On one hand, Pakistan does not have normal trade relations with India and on the other hand, Pakistan and India are members of the South Asian Free Trade Area (SAFTA). This apparent incongruity reflects the reality of our bilateral relations.
The LCCI President Ijaz A. Mumtaz said trade normalization between India and Pakistan is not as simple as it seems to be. There are a number of factors that determine these bilateral trade relations.
“We are in favour, but it has to be done very carefully. Before opening borders, we must have a well thought out plan which is to be finalized in consultation with private sector,” LCCI President said.
Dr. Manzoor spoke largely in support of open trade. He listed the specific risks and benefits of trade with India and said developing economies that are globally integrated experience sustained growth.

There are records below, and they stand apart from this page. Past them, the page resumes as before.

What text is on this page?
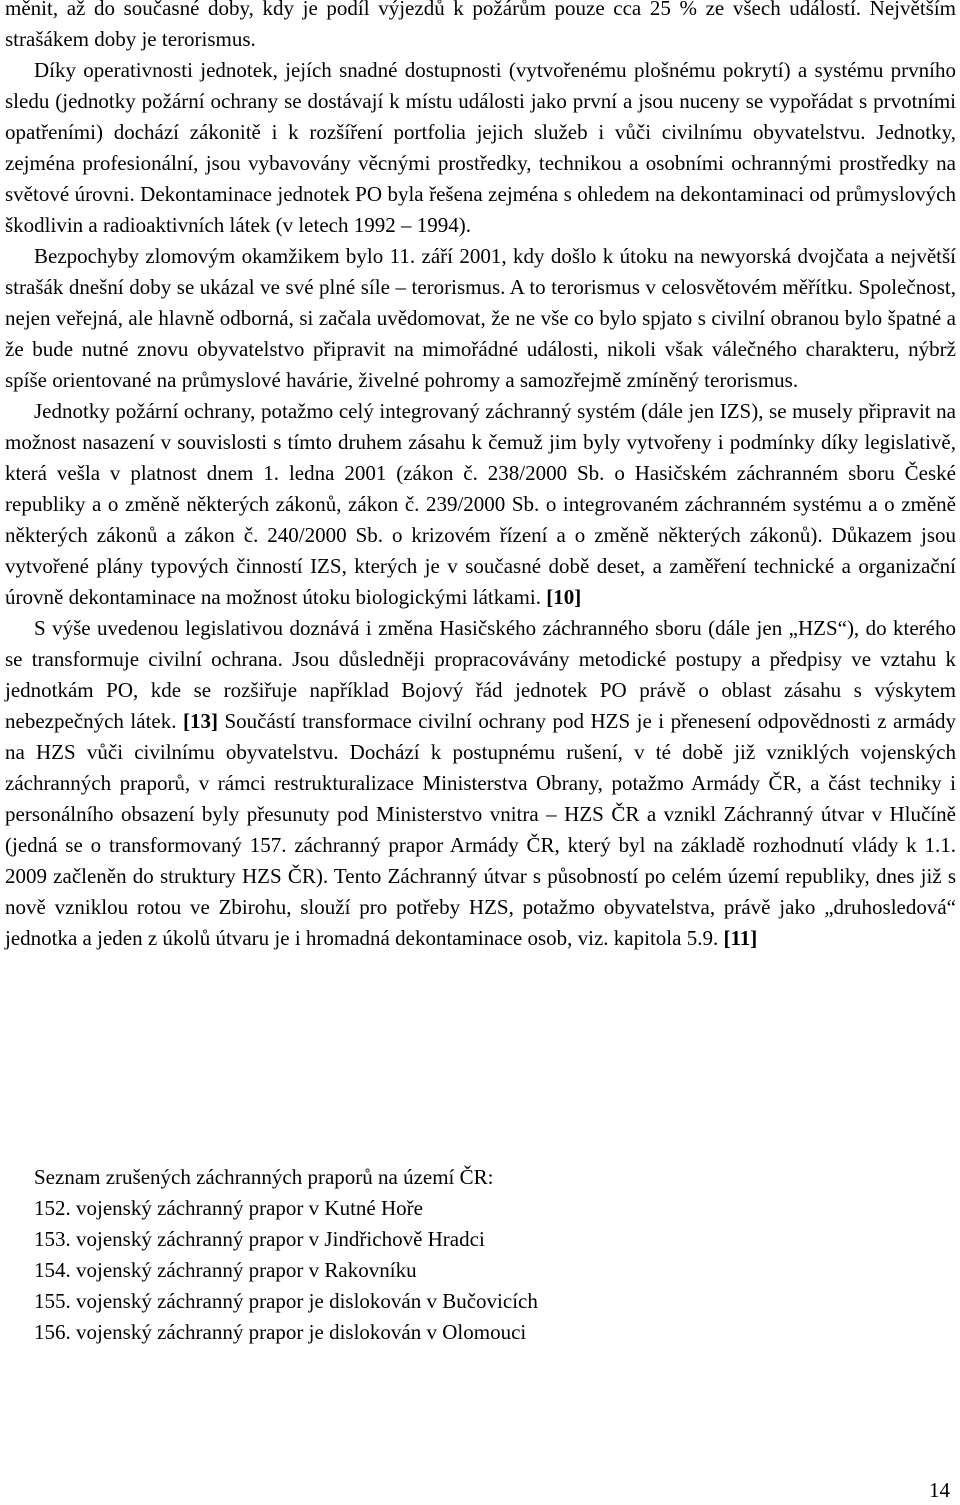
měnit, až do současné doby, kdy je podíl výjezdů k požárům pouze cca 25 % ze všech událostí. Největším strašákem doby je terorismus.

Díky operativnosti jednotek, jejích snadné dostupnosti (vytvořenému plošnému pokrytí) a systému prvního sledu (jednotky požární ochrany se dostávají k místu události jako první a jsou nuceny se vypořádat s prvotními opatřeními) dochází zákonitě i k rozšíření portfolia jejich služeb i vůči civilnímu obyvatelstvu. Jednotky, zejména profesionální, jsou vybavovány věcnými prostředky, technikou a osobními ochrannými prostředky na světové úrovni. Dekontaminace jednotek PO byla řešena zejména s ohledem na dekontaminaci od průmyslových škodlivin a radioaktivních látek (v letech 1992 – 1994).

Bezpochyby zlomovým okamžikem bylo 11. září 2001, kdy došlo k útoku na newyorská dvojčata a největší strašák dnešní doby se ukázal ve své plné síle – terorismus. A to terorismus v celosvětovém měřítku. Společnost, nejen veřejná, ale hlavně odborná, si začala uvědomovat, že ne vše co bylo spjato s civilní obranou bylo špatné a že bude nutné znovu obyvatelstvo připravit na mimořádné události, nikoli však válečného charakteru, nýbrž spíše orientované na průmyslové havárie, živelné pohromy a samozřejmě zmíněný terorismus.

Jednotky požární ochrany, potažmo celý integrovaný záchranný systém (dále jen IZS), se musely připravit na možnost nasazení v souvislosti s tímto druhem zásahu k čemuž jim byly vytvořeny i podmínky díky legislativě, která vešla v platnost dnem 1. ledna 2001 (zákon č. 238/2000 Sb. o Hasičském záchranném sboru České republiky a o změně některých zákonů, zákon č. 239/2000 Sb. o integrovaném záchranném systému a o změně některých zákonů a zákon č. 240/2000 Sb. o krizovém řízení a o změně některých zákonů). Důkazem jsou vytvořené plány typových činností IZS, kterých je v současné době deset, a zaměření technické a organizační úrovně dekontaminace na možnost útoku biologickými látkami. [10]

S výše uvedenou legislativou doznává i změna Hasičského záchranného sboru (dále jen „HZS“), do kterého se transformuje civilní ochrana. Jsou důsledněji propracovávány metodické postupy a předpisy ve vztahu k jednotkám PO, kde se rozšiřuje například Bojový řád jednotek PO právě o oblast zásahu s výskytem nebezpečných látek. [13] Součástí transformace civilní ochrany pod HZS je i přenesení odpovědnosti z armády na HZS vůči civilnímu obyvatelstvu. Dochází k postupnému rušení, v té době již vzniklých vojenských záchranných praporů, v rámci restrukturalizace Ministerstva Obrany, potažmo Armády ČR, a část techniky i personálního obsazení byly přesunuty pod Ministerstvo vnitra – HZS ČR a vznikl Záchranný útvar v Hlučíně (jedná se o transformovaný 157. záchranný prapor Armády ČR, který byl na základě rozhodnutí vlády k 1.1. 2009 začleněn do struktury HZS ČR). Tento Záchranný útvar s působností po celém území republiky, dnes již s nově vzniklou rotou ve Zbirohu, slouží pro potřeby HZS, potažmo obyvatelstva, právě jako „druhosledová“ jednotka a jeden z úkolů útvaru je i hromadná dekontaminace osob, viz. kapitola 5.9. [11]

Seznam zrušených záchranných praporů na území ČR:
152. vojenský záchranný prapor v Kutné Hoře
153. vojenský záchranný prapor v Jindřichově Hradci
154. vojenský záchranný prapor v Rakovníku
155. vojenský záchranný prapor je dislokován v Bučovicích
156. vojenský záchranný prapor je dislokován v Olomouci
14
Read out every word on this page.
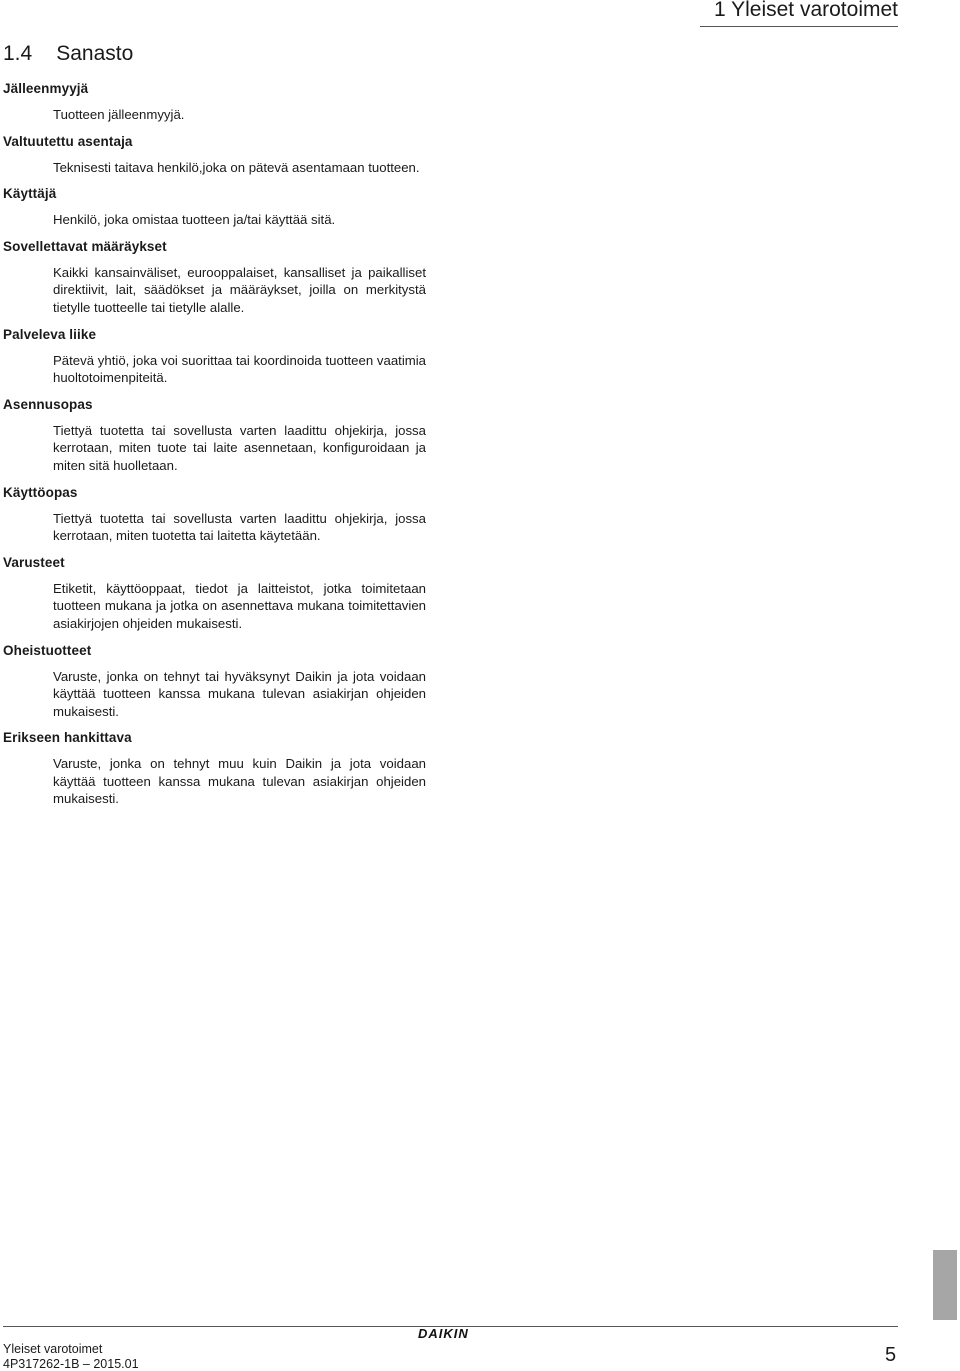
1 Yleiset varotoimet
1.4 Sanasto
Jälleenmyyjä
Tuotteen jälleenmyyjä.
Valtuutettu asentaja
Teknisesti taitava henkilö,joka on pätevä asentamaan tuotteen.
Käyttäjä
Henkilö, joka omistaa tuotteen ja/tai käyttää sitä.
Sovellettavat määräykset
Kaikki kansainväliset, eurooppalaiset, kansalliset ja paikalliset direktiivit, lait, säädökset ja määräykset, joilla on merkitystä tietylle tuotteelle tai tietylle alalle.
Palveleva liike
Pätevä yhtiö, joka voi suorittaa tai koordinoida tuotteen vaatimia huoltotoimenpiteitä.
Asennusopas
Tiettyä tuotetta tai sovellusta varten laadittu ohjekirja, jossa kerrotaan, miten tuote tai laite asennetaan, konfiguroidaan ja miten sitä huolletaan.
Käyttöopas
Tiettyä tuotetta tai sovellusta varten laadittu ohjekirja, jossa kerrotaan, miten tuotetta tai laitetta käytetään.
Varusteet
Etiketit, käyttöoppaat, tiedot ja laitteistot, jotka toimitetaan tuotteen mukana ja jotka on asennettava mukana toimitettavien asiakirjojen ohjeiden mukaisesti.
Oheistuotteet
Varuste, jonka on tehnyt tai hyväksynyt Daikin ja jota voidaan käyttää tuotteen kanssa mukana tulevan asiakirjan ohjeiden mukaisesti.
Erikseen hankittava
Varuste, jonka on tehnyt muu kuin Daikin ja jota voidaan käyttää tuotteen kanssa mukana tulevan asiakirjan ohjeiden mukaisesti.
DAIKIN
Yleiset varotoimet
4P317262-1B – 2015.01	5
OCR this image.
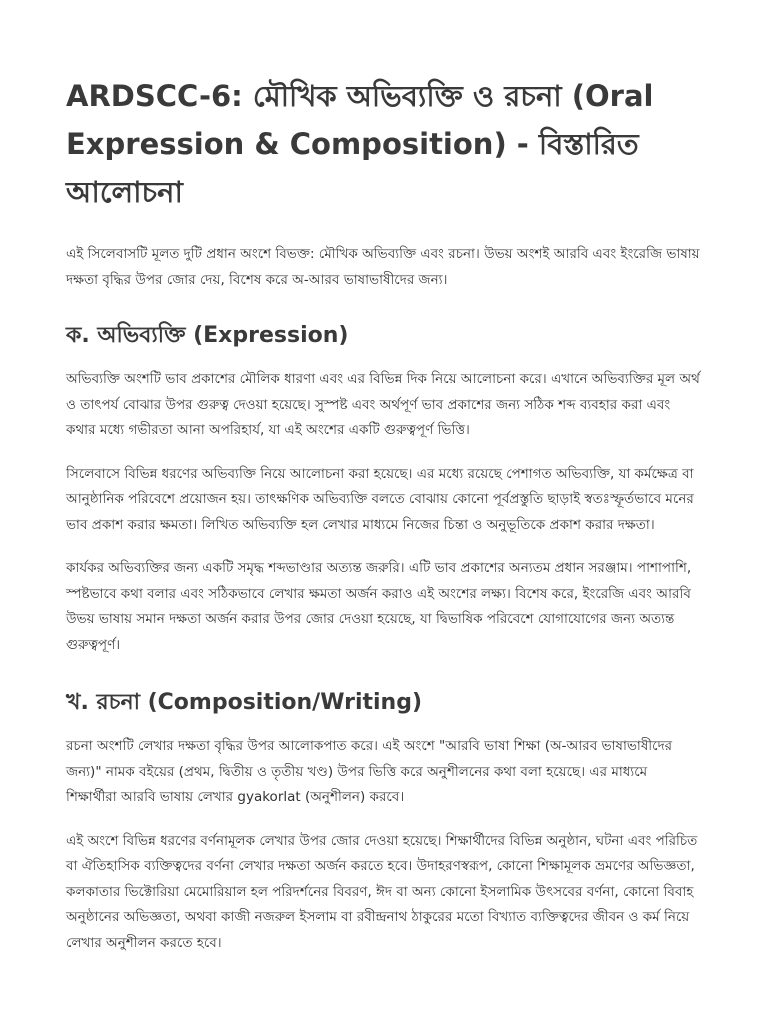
ARDSCC-6: মৌখিক অভিব্যক্তি ও রচনা (Oral Expression & Composition) - বিস্তারিত আলোচনা

এই সিলেবাসটি মূলত দুটি প্রধান অংশে বিভক্ত: মৌখিক অভিব্যক্তি এবং রচনা। উভয় অংশই আরবি এবং ইংরেজি ভাষায় দক্ষতা বৃদ্ধির উপর জোর দেয়, বিশেষ করে অ-আরব ভাষাভাষীদের জন্য।

ক. অভিব্যক্তি (Expression)

অভিব্যক্তি অংশটি ভাব প্রকাশের মৌলিক ধারণা এবং এর বিভিন্ন দিক নিয়ে আলোচনা করে। এখানে অভিব্যক্তির মূল অর্থ ও তাৎপর্য বোঝার উপর গুরুত্ব দেওয়া হয়েছে। সুস্পষ্ট এবং অর্থপূর্ণ ভাব প্রকাশের জন্য সঠিক শব্দ ব্যবহার করা এবং কথার মধ্যে গভীরতা আনা অপরিহার্য, যা এই অংশের একটি গুরুত্বপূর্ণ ভিত্তি।

সিলেবাসে বিভিন্ন ধরণের অভিব্যক্তি নিয়ে আলোচনা করা হয়েছে। এর মধ্যে রয়েছে পেশাগত অভিব্যক্তি, যা কর্মক্ষেত্র বা আনুষ্ঠানিক পরিবেশে প্রয়োজন হয়। তাৎক্ষণিক অভিব্যক্তি বলতে বোঝায় কোনো পূর্বপ্রস্তুতি ছাড়াই স্বতঃস্ফূর্তভাবে মনের ভাব প্রকাশ করার ক্ষমতা। লিখিত অভিব্যক্তি হল লেখার মাধ্যমে নিজের চিন্তা ও অনুভূতিকে প্রকাশ করার দক্ষতা।

কার্যকর অভিব্যক্তির জন্য একটি সমৃদ্ধ শব্দভাণ্ডার অত্যন্ত জরুরি। এটি ভাব প্রকাশের অন্যতম প্রধান সরঞ্জাম। পাশাপাশি, স্পষ্টভাবে কথা বলার এবং সঠিকভাবে লেখার ক্ষমতা অর্জন করাও এই অংশের লক্ষ্য। বিশেষ করে, ইংরেজি এবং আরবি উভয় ভাষায় সমান দক্ষতা অর্জন করার উপর জোর দেওয়া হয়েছে, যা দ্বিভাষিক পরিবেশে যোগাযোগের জন্য অত্যন্ত গুরুত্বপূর্ণ।

খ. রচনা (Composition/Writing)

রচনা অংশটি লেখার দক্ষতা বৃদ্ধির উপর আলোকপাত করে। এই অংশে "আরবি ভাষা শিক্ষা (অ-আরব ভাষাভাষীদের জন্য)" নামক বইয়ের (প্রথম, দ্বিতীয় ও তৃতীয় খণ্ড) উপর ভিত্তি করে অনুশীলনের কথা বলা হয়েছে। এর মাধ্যমে শিক্ষার্থীরা আরবি ভাষায় লেখার gyakorlat (অনুশীলন) করবে।

এই অংশে বিভিন্ন ধরণের বর্ণনামূলক লেখার উপর জোর দেওয়া হয়েছে। শিক্ষার্থীদের বিভিন্ন অনুষ্ঠান, ঘটনা এবং পরিচিত বা ঐতিহাসিক ব্যক্তিত্বদের বর্ণনা লেখার দক্ষতা অর্জন করতে হবে। উদাহরণস্বরূপ, কোনো শিক্ষামূলক ভ্রমণের অভিজ্ঞতা, কলকাতার ভিক্টোরিয়া মেমোরিয়াল হল পরিদর্শনের বিবরণ, ঈদ বা অন্য কোনো ইসলামিক উৎসবের বর্ণনা, কোনো বিবাহ অনুষ্ঠানের অভিজ্ঞতা, অথবা কাজী নজরুল ইসলাম বা রবীন্দ্রনাথ ঠাকুরের মতো বিখ্যাত ব্যক্তিত্বদের জীবন ও কর্ম নিয়ে লেখার অনুশীলন করতে হবে।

Over 60 percent of global trade takes place via the supply chain of MNCs, who make their buying decisions in all parts of the world. He said that Pakistan’s trade policy results in loss in prosperity.
Pakistan risks further growth loss if it is left out from recent moves towards South Asian integration. In his view, Pakistan must find ways to build on South Asia’s dynamism. “Past studies on Pakistan India trade overwhelmingly show significant economic benefits for our economy,” he said.
Possible synergies from linkages with Indian industry far exceed the risks to some of local industry. For example, Suzuki would not have closed its manufacturing of Alto vehicles in Pakistan, if it could access low cost Indian parts supply, Manzoor said.
The pharmaceutical companies could become major exporters if they were to find linkages with Indian companies. Fears of increase in trade deficit are also misplaced as mostly those Indian exports that are presently routed through UAE would divert to Pakistan only.
Aftab Vohra, Head of LCCI’s Pakistan India Trade Committee relied on extensive personal experience of trading on Pakistan’s land border with India. He said Pakistan businesses and consumers would benefit greatly by opening trade route. “It would help both exports from Pakistan and imports from India,” he said, adding that political differences must not impede trade interests.
The seminar was jointly organized by the Institute for Policy Reforms (IPR) and Lahore Chamber of Commerce & Industry (LCCI).